The CNN sign outside of the CNN Center in downtown Atlanta
The CNN sign outside of the CNN Center in downtown Atlanta
Credit Dan Raby / WABE

  Turner Broadcasting has been synonymous with Atlanta for decades, with stations like CNN, HLN and TNT all based here.

But with the announcement of more than 900 job cuts in Atlanta, preceded by plans to move more anchors to New York, what does Turner’s reorganization mean for the area?As heard on the radio

Think back to the summer of 1980.

Georgia’s Jimmy Carter is the U.S. President, the Sun Belt’s population is booming and the South is beginning to shed its civil rights era reputation.

In the midst of all that, Turner Broadcasting launches CNN, the first 24-hour news network.

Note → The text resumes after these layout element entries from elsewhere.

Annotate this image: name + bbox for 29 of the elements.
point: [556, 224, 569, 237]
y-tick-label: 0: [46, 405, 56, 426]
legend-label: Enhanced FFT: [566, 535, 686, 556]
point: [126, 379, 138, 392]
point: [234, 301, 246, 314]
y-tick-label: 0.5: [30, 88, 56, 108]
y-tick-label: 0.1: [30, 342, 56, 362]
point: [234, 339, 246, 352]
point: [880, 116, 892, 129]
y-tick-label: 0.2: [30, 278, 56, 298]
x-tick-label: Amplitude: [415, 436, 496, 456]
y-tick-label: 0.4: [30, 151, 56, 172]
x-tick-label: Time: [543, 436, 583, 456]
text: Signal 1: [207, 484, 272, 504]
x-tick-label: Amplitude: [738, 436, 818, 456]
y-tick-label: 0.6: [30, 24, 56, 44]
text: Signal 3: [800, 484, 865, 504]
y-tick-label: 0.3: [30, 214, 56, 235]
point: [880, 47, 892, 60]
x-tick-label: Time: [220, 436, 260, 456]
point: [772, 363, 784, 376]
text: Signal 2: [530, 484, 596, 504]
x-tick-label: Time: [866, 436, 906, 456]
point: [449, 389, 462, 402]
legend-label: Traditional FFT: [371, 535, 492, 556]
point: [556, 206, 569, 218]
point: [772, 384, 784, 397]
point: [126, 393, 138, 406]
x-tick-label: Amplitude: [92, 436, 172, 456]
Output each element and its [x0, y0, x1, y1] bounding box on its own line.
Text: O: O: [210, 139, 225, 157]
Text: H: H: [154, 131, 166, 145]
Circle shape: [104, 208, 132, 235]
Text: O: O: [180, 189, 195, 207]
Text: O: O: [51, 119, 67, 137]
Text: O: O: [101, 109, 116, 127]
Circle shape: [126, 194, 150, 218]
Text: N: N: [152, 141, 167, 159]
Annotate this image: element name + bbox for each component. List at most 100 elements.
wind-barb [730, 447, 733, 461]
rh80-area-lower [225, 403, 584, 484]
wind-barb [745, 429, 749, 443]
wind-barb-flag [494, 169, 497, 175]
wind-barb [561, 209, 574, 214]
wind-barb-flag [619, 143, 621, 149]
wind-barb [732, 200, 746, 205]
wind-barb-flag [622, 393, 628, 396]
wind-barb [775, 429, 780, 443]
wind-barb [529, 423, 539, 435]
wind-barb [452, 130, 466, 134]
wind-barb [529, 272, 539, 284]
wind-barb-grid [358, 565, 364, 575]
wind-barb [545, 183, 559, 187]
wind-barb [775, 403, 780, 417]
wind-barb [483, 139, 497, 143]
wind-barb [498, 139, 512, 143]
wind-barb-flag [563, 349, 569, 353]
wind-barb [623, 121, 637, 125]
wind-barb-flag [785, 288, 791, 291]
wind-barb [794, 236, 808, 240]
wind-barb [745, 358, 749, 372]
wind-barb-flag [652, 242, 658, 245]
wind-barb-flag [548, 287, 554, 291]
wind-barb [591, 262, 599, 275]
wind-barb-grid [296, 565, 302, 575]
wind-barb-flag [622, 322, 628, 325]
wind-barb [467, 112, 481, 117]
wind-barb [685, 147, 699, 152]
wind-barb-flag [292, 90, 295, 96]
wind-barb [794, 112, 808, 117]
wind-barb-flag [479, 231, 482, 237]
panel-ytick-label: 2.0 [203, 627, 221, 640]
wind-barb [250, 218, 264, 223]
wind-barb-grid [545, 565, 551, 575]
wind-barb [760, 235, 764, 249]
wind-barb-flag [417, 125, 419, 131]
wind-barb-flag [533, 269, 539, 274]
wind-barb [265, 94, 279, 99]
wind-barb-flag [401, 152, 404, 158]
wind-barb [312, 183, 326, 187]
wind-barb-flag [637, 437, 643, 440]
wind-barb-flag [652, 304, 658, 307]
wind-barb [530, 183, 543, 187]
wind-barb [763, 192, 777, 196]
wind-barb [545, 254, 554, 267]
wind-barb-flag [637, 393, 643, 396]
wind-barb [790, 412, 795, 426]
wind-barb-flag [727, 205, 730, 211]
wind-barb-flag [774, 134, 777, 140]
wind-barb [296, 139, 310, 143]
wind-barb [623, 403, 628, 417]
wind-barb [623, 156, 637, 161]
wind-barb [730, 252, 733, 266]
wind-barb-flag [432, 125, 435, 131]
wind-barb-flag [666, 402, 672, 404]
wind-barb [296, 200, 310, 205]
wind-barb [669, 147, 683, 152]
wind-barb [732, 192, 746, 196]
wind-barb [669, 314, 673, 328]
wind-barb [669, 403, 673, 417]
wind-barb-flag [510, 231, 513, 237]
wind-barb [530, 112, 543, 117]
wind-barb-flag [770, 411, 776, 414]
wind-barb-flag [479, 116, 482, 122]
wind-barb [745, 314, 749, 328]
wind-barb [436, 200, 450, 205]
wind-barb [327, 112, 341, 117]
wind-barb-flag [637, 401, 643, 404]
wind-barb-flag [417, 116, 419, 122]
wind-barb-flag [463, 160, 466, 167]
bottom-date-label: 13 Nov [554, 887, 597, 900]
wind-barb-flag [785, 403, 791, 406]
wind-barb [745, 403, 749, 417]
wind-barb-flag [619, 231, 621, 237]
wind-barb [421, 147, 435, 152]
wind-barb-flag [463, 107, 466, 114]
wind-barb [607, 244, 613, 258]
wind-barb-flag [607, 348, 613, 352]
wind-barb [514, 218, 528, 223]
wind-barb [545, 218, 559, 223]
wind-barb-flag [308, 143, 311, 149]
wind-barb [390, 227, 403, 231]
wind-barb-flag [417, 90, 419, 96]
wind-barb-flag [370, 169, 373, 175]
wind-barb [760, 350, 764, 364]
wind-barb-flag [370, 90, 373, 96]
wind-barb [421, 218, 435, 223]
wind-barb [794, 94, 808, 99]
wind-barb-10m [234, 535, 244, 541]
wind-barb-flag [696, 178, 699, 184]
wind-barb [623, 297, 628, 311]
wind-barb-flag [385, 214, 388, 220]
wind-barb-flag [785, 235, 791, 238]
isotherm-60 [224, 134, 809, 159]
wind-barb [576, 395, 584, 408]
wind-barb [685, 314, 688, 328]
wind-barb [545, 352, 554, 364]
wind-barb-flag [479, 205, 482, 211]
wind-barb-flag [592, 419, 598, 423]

Hank Klibanoff, head of the journalism program at Emory University and the former managing editor of the Atlanta-Journal Constitution, said Turner helped solidify Atlanta as the South’s unofficial capitol.

“Those of us who grew up in the South remember growing up in a time when there were no sports franchises in the south,” he said. “There was nothing in the South that sort of suggested that you would find any sophistication or panache.”

Klibanoff said Turner, and CNN specifically, helped show Atlanta as a city on the move.

“The Democratic Party chose Atlanta for the 1988 national convention knowing that CNN was here, and that its presence wasn’t lost on the Olympic selection committee when it selected Atlanta to host the 1996 Olympics,” he said.

Founder Ted Turner had a vision of making Atlanta another national hub for news to compete with New York City and Washington, D.C. But after Turner Broadcasting was bought by Time-Warner in 1996, gradually many of the network’s big shows some or all of their production to the latter cities.

And this week Turner announced the elimination of nearly 1,500 jobs, almost a thousand of which are in the Atlanta area.

Poynter Institute’s Rick Edmonds said to some extent big layoffs have become the new norm in media, but that Turner’s “long run in Atlanta is sort of more the exception than the rule.”

The latest cuts aren’t just a hit to Atlanta’s economy; Edmonds said they also diminish Atlanta’s standing in the national media scene.

And he said the move to push more of Turner’s production to New York and DC isn’t likely to stop.

“The case for keeping it in Atlanta kind of withers,” he said.

Both Edmonds and Emory’s Klibanoff agree Atlanta’s still a hub for international brands and business, but Turner Broadcasting’s place among those brands, at least here, is fading.